CASE STUDY

Event Brings the Farm to Influencers

CLIENT
The Coalition for Sustainable Egg Supply

The Challenge

The Coalition for Sustainable Egg Supply wanted to share research information about types of housing used for hens. They needed a way to connect with consumers and provide an inside look at barns and how hens are cared for on the farm. How could the coalition reach urban consumers with information about farming?  

Client Profile

The Coalition for Sustainable Egg Supply is a multi-stakeholder group comprised of animal scientists, farmers, research universities, non-government organizations, egg suppliers, restaurants and food retailers. The coalition conducted a three-year study to gather reliable information that compared different types of housing systems for egg-laying hens.  

Our Approach

Animal well-being is something that people care about. They want to know that their eggs come from animals who are being properly cared for. The types of housing for hens is a topic that consumers are aware of because cage-free eggs are more widely available and promoted at stores and restaurants. 

The Coalition for Sustainable Egg Supply conducted a comprehensive study that analyzed different types of housing. The coalition wanted to share the information from this study in a way that consumers could understand. 

Engaging with influencers is one of the most effective ways to communicate a credible message. We determined that a “happy hour” would be the best venue to connect with influencers. First, we coordinated with the farm family where the study was conducted. A video crew visited the farm where they interviewed several members of the family and created a 20-minute video that showed the hens, barns, and how the eggs are sorted and put in cartons. We also designed infographics that presented some of the more complex information in an easy to understand format. 

We engaged with influencers in two cities, Cincinnati and Milwaukee. In each city, we worked with a leader influencer who helped us connect with six to eight other bloggers. 

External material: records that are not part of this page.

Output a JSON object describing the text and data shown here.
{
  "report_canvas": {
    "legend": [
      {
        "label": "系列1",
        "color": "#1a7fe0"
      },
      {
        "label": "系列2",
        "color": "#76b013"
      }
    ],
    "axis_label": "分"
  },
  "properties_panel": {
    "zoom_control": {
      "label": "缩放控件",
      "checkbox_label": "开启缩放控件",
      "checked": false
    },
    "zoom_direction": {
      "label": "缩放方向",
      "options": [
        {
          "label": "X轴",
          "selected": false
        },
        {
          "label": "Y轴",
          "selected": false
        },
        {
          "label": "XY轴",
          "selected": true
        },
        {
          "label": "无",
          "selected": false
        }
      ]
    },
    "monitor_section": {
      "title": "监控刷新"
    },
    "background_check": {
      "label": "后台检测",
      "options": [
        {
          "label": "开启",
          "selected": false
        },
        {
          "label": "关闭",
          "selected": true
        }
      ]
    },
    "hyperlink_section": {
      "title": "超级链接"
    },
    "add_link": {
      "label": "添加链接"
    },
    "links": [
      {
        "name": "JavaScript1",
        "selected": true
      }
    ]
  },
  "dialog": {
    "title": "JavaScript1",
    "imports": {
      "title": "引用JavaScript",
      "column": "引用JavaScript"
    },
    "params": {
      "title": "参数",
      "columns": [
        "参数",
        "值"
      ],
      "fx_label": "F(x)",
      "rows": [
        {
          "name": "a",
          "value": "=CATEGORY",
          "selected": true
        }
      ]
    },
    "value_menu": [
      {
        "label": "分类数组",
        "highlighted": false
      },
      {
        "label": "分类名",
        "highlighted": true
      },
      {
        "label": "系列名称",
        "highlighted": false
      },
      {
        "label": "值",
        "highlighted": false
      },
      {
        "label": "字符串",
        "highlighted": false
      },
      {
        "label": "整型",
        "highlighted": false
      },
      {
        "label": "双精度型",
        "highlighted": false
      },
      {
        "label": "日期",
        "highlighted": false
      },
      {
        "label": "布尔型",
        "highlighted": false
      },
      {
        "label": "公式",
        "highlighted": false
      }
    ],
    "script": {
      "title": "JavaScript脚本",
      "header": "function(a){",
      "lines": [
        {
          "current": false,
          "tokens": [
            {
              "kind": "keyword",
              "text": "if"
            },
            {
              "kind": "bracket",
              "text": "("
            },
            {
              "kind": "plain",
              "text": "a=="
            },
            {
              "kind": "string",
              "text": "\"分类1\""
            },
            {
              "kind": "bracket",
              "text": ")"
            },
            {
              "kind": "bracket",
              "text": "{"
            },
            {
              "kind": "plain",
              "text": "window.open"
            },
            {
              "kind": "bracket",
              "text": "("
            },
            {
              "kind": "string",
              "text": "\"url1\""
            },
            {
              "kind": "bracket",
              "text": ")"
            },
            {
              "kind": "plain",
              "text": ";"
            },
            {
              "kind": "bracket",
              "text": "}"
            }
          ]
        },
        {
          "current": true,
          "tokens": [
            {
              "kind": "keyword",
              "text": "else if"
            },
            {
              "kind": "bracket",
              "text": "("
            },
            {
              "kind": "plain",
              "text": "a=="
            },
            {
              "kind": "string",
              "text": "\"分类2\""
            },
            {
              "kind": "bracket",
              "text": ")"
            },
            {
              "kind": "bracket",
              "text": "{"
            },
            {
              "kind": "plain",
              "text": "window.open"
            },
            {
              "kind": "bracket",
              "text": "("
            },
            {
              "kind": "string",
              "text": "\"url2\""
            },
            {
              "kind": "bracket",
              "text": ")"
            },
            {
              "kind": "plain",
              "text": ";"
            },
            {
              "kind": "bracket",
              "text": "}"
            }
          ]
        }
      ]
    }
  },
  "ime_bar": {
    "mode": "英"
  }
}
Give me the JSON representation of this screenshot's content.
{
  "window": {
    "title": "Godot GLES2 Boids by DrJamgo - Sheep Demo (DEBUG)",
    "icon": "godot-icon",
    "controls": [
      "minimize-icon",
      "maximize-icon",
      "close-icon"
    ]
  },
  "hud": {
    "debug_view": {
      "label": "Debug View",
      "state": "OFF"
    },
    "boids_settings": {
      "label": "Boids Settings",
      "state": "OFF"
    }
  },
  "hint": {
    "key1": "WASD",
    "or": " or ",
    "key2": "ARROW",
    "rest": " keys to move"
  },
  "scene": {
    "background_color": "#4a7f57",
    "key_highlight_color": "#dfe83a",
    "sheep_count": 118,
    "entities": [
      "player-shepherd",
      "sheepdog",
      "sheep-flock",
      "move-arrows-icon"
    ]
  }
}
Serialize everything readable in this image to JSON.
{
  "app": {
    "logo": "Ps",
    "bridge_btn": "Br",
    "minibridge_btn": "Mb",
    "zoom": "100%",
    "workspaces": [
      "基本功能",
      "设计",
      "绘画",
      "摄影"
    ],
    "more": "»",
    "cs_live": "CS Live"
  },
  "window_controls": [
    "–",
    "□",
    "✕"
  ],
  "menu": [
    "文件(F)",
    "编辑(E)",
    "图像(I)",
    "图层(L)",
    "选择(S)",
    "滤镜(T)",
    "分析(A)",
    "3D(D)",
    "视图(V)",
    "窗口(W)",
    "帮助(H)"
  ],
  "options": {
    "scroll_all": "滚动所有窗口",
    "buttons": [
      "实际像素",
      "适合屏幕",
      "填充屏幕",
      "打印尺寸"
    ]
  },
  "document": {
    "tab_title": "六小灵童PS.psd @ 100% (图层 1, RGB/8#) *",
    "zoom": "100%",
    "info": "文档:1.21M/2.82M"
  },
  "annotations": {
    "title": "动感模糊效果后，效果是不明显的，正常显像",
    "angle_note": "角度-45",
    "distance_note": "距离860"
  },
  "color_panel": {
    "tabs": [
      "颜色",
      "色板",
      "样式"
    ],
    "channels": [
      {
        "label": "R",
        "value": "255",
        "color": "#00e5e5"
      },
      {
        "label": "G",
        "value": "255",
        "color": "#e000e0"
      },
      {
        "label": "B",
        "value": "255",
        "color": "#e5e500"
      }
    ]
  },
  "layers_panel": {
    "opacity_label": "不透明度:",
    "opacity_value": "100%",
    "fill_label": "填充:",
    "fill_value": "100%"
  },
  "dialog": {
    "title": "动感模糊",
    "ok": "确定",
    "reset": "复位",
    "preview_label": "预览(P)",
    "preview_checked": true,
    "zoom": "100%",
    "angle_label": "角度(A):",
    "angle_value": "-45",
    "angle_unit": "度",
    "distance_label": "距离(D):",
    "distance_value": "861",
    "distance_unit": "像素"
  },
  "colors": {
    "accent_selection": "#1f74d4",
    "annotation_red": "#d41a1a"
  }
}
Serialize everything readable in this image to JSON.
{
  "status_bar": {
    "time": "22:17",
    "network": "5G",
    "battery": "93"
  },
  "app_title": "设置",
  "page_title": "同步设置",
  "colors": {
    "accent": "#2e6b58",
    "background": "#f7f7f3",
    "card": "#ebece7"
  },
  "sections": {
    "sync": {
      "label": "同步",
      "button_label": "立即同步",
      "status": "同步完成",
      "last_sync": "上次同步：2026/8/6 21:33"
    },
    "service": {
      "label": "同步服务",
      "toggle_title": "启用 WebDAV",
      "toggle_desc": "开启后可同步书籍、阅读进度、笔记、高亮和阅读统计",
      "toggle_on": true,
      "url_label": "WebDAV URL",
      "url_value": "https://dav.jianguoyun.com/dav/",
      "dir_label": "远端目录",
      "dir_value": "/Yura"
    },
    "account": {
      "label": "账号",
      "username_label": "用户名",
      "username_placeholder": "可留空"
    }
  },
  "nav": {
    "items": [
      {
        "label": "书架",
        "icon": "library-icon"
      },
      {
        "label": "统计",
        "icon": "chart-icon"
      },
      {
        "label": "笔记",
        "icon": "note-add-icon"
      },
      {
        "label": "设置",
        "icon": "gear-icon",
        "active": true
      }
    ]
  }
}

At each happy hour, we invited the influencers to a local restaurant where they met two members of the farm family and one scientist who studies hen housing. During the event, we played the video, then invited the bloggers to ask questions in a round-table discussion. 

The Results

The intimate happy hour setting fostered relationships with the influencers. It was a cost-effective way to reach a number of bloggers in different cities who would not have been able to participate in full-scale tour. Several positive blog articles were written, social media posts created and a network established for future events.